I try to take people at their word and the forward facing message to the press last week was that the new Secretary would carry out Dennis’ vision. That appears not to be the case.
I will absolutely work every day between now and 2020 to find and support a candidate who will carry out what voters have come to expect from the Secretary of State’s office. Dennis Richardson set a high bar, and voters deserve no less.
Richardson’s daughter also took to Facebook to express her shock:
For background, Dennis Richardson was the first Republican elected to statewide office since the 1980s, after serving six terms in the House of Representatives. Prior to election as the secretary of state in 2016, Richardson represented a conservative district in southern Oregon, Despite his strongly conservative philosophy, colleagues on both sides of the aisle hailed him as congenial and well-liked. He was also known as a very effective legislator and executive.
When he assumed office as secretary of state, Richardson made it a priority to work across the aisle, bringing Democrats on in key positions. He also prioritized the audit department, a core function of the office. From the time he took office until his untimely death, Richardson and his audit staff exposed massive waste and inefficiencies in Portland Public Schools, the Oregon Health Authority, the Department of Human Services, and dozens of others.
Then, in June 2018, he announced that he was undergoing treatment for a brain tumor. He continued to work throughout his treatment, but later in 2018 he was forced to cut back his work schedule as treatments became more aggressive. He ultimately succumbed on February 27, 2019, a little over a year before he would have filed for reelection for the 2020 election cycle. State law says that the appointment to replace him must be from the same party.
After Richardson’s death, the Oregon Republican Party issued the following statement:
In 2016, Oregon voters elected Dennis Richardson to act as a check on the troubling excesses, abuses, and mismanagement coming to light within the state government in Salem. Thanks to the impartial oversight work of Secretary Richardson and his great team of auditors and staff, we now have a much clearer picture of what problems and inadequacies exist in our government agencies. So, it really matters that whomever is appointed to replace Secretary Richardson continues this crucial mission that voters sent him there to pursue.

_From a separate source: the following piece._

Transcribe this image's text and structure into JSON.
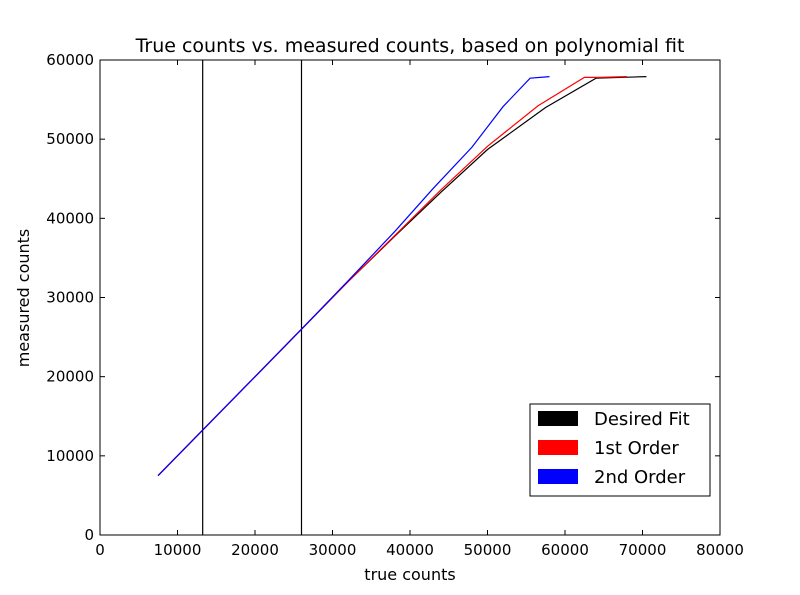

According to the Oregon Constitution, the Governor must select a registered Republican to fulfill the remainder of Richardson’s current term of office. Unlike replacement appointees for partisan state legislative vacancies, the state law doesn’t provide for any formal party nominating process to specify nominees from which the Governor will choose. Therefore, there is currently no legally required process to determine that the replacement appointee for Secretary of State meets with the approval of Republican voters that the Governor is supposed to represent when she makes her selection. The appointee need only be a registered Republican and be preferred by the Governor.

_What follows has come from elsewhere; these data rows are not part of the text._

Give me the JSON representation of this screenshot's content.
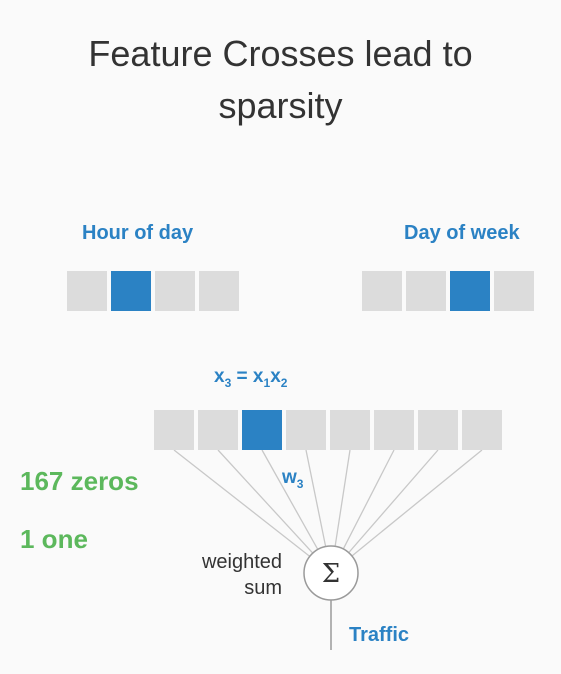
{
  "title_line1": "Feature Crosses lead to",
  "title_line2": "sparsity",
  "left_vector": {
    "label": "Hour of day",
    "cells": 4,
    "active_index": 1
  },
  "right_vector": {
    "label": "Day of week",
    "cells": 4,
    "active_index": 2
  },
  "cross_vector": {
    "cells": 8,
    "active_index": 2
  },
  "formula": {
    "x": "x",
    "sub3": "3",
    "eq": " = ",
    "sub1": "1",
    "sub2": "2"
  },
  "weight": {
    "w": "w",
    "sub": "3"
  },
  "stats": {
    "zeros": "167 zeros",
    "ones": "1 one"
  },
  "sum_node": {
    "label_line1": "weighted",
    "label_line2": "sum",
    "symbol": "Σ"
  },
  "output": {
    "label": "Traffic"
  },
  "colors": {
    "active": "#2b82c4",
    "inactive": "#dcdcdc",
    "green": "#5cb85c",
    "line": "#c8c8c8"
  }
}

The resolution issued by the Oregon Republican Party calls upon Governor Brown to honor the “spirit in which he (Richardson) was elected” by working with the Oregon Republican Party leadership to appoint a replacement from a pool of 3 to 5 “nominees” supplied by the party, consistent with the process used to fill state legislative vacancies.
It appears Governor Brown ignored this request. According to reports, Clarno only submitted her name to the governor’s office for consideration the day she attended Richardson’s state funeral in Salem.
With Democrats holding supermajorities in both chambers of the Oregon legislature, Kate Brown in the governor’s mansion, and mounting embarrassment for the party that’s been in charge for 30-plus years, it’s hard not to get the feeling, once again, that the fix is in.